The Policy Statement responds to Washington legislation adopted in 2019 that established both a voluntary program for consumers to purchase renewable natural gas from their utilities and a mechanism by which utilities can incorporate renewable natural gas into the supplies used to serve all retail natural gas customers. The voluntary program, codified in RCW 80.28.390, allows natural gas consumers to purchase renewable natural gas on a voluntary basis through a utility-sponsored program. The Policy Statement makes clear that all costs created by the voluntary program should be borne by the customers of the voluntary purchase program, so that regular gas customers are not required to cross-subsidize the renewable program. The Policy Statement also makes clear that the UTC must approve any such program before it is implemented, but otherwise does not impose limits on how a program may be designed. 

In addition, the Policy Statement provides critical guidance for utility-sponsored programs to supply all retail customers with renewable natural gas in accordance with RCW 80.28.385. Most importantly, the Policy Statement makes clear how the UTC will calculate the statute’s mandate that the “customer charge for a renewable natural gas program may not exceed five percent of the amount charged to retail customers for natural gas.” The Policy Statement makes clear that this five percent cap will be calculated as five percent of the total retail revenue requirement for all retail gas customers, rejecting several other potential approaches to this calculation that likely would have been more restrictive. In addition, the Policy Statement makes clear that renewable natural gas programs will be reviewed under ordinary principles of utility ratemaking that require, for example, the utility to follow the approach that will yield the lowest reasonable cost and that its expenses will be subject to prudency review by the UTC. 

The Policy Statement also addresses issues related to accounting for the environmental attributes of renewable natural gas.
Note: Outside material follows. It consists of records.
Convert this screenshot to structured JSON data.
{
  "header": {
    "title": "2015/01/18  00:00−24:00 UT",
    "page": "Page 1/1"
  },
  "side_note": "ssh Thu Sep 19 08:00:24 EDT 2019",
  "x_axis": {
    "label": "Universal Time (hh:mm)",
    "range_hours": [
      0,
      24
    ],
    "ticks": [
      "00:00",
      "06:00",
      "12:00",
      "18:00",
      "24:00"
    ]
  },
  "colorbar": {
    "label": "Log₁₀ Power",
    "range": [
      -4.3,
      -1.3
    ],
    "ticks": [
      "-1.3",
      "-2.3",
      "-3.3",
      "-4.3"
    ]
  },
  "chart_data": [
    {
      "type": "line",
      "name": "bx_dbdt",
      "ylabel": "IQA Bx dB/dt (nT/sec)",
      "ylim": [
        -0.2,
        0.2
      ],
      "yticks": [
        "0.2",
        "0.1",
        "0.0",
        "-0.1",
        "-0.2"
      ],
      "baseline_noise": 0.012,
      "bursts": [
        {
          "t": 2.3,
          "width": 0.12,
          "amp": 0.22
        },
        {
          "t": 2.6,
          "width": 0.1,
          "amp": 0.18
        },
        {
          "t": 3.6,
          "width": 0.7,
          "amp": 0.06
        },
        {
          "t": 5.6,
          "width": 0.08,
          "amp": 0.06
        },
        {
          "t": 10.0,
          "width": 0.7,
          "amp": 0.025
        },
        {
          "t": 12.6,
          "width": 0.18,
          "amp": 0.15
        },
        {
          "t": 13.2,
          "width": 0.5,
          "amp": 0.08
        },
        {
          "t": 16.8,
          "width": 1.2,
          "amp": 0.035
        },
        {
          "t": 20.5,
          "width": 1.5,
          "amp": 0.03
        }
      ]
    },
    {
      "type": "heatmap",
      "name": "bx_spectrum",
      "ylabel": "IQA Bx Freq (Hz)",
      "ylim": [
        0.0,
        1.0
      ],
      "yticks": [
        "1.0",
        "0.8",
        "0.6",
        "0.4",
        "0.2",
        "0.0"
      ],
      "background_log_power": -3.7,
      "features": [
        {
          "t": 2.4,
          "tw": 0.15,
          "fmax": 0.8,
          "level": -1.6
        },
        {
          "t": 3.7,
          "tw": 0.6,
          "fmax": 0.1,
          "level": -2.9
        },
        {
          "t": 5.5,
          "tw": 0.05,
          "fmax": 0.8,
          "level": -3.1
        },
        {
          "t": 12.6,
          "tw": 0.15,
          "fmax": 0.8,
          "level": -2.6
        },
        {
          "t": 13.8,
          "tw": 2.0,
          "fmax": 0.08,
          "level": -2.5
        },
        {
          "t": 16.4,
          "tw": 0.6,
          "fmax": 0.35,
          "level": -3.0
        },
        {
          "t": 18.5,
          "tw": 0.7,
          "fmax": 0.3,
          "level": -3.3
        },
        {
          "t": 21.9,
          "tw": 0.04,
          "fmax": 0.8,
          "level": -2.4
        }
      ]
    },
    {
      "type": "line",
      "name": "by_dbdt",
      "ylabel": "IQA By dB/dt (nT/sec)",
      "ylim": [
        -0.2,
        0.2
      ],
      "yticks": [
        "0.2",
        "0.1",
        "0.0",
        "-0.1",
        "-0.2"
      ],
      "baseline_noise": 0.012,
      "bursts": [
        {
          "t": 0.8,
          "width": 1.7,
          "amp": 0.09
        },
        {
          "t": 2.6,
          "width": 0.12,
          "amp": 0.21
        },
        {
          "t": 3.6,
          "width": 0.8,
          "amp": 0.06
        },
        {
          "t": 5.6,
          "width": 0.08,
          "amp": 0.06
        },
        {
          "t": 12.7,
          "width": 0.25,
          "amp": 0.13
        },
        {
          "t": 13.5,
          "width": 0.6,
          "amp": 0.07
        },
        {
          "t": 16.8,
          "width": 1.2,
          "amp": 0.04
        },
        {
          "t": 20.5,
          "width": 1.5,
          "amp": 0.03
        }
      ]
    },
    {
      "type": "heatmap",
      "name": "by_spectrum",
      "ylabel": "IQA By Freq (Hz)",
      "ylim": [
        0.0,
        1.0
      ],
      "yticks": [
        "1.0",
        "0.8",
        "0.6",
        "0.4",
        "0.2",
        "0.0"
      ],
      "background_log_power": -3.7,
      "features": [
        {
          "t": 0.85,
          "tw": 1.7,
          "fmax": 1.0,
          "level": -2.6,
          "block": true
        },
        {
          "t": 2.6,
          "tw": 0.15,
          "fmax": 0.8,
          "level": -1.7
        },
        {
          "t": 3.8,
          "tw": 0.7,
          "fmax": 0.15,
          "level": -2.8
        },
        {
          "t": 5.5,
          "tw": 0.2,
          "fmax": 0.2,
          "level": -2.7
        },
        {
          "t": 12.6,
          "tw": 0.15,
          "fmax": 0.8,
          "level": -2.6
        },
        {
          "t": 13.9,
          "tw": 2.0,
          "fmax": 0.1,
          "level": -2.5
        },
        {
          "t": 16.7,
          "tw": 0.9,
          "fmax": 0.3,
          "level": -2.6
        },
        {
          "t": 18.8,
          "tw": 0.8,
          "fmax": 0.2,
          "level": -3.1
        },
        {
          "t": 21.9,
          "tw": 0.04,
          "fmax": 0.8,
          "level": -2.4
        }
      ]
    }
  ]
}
The UTC will require utilities to purchase and retain the environmental attributes associated with renewable natural gas purchased for the general supply program authorized by RCW 80.28.385, while permitting the environmental attributes for the voluntary program to be unbundled and sold separately. Environmental attributes will be accounted for using a program that hews closely to established model for Renewable Energy Credits (RECs) in Washington, which tracks the environmental attributes of renewable electricity using the WREGIS system. The Policy Statement directs utilities to develop a system of Renewable Thermal Certificates (RTCs), with each RTC representing the environmental attributes associated with one dekatherm of renewable natural gas, similar to RECs, each of which represents the environmental attributes associated with the production of one megawatt of renewable electricity. The RTC tracking system would ensure that RTCs can be bought and sold, but that they can be claimed only once. Further, the Policy Statement indicates that the UTC would provide limited banking rights for RTCs, allowing them to be claimed in the year they are produced and in either the immediately preceding year or in the year immediately after production.

The Policy Statement also requires utilities to follow existing safety and risk management approaches when transporting renewable natural gas, which may require treatment to, for example, remove impurities before it can be transported on standard natural gas pipelines. 

Takeaways

The UTC’s new Policy Statement, along with a similar Oregon program, lay the regulatory groundwork for substantial growth in the Pacific Northwest’s renewable natural gas industry. Substantial growth in the use of renewable natural gas may prove to be a key driver allowing the Northwest states to meet their aggressive goals for reduction of greenhouse gases, while driving a new market for traditional industries such as dairy farms and food manufacturing facilities. In addition, renewable natural gas may provide an alternative to recently-proposed bans on the use of natural gas in new buildings, or at least a complement to such policies, and a pathway to reduce greenhouse gas emissions associated with building operations.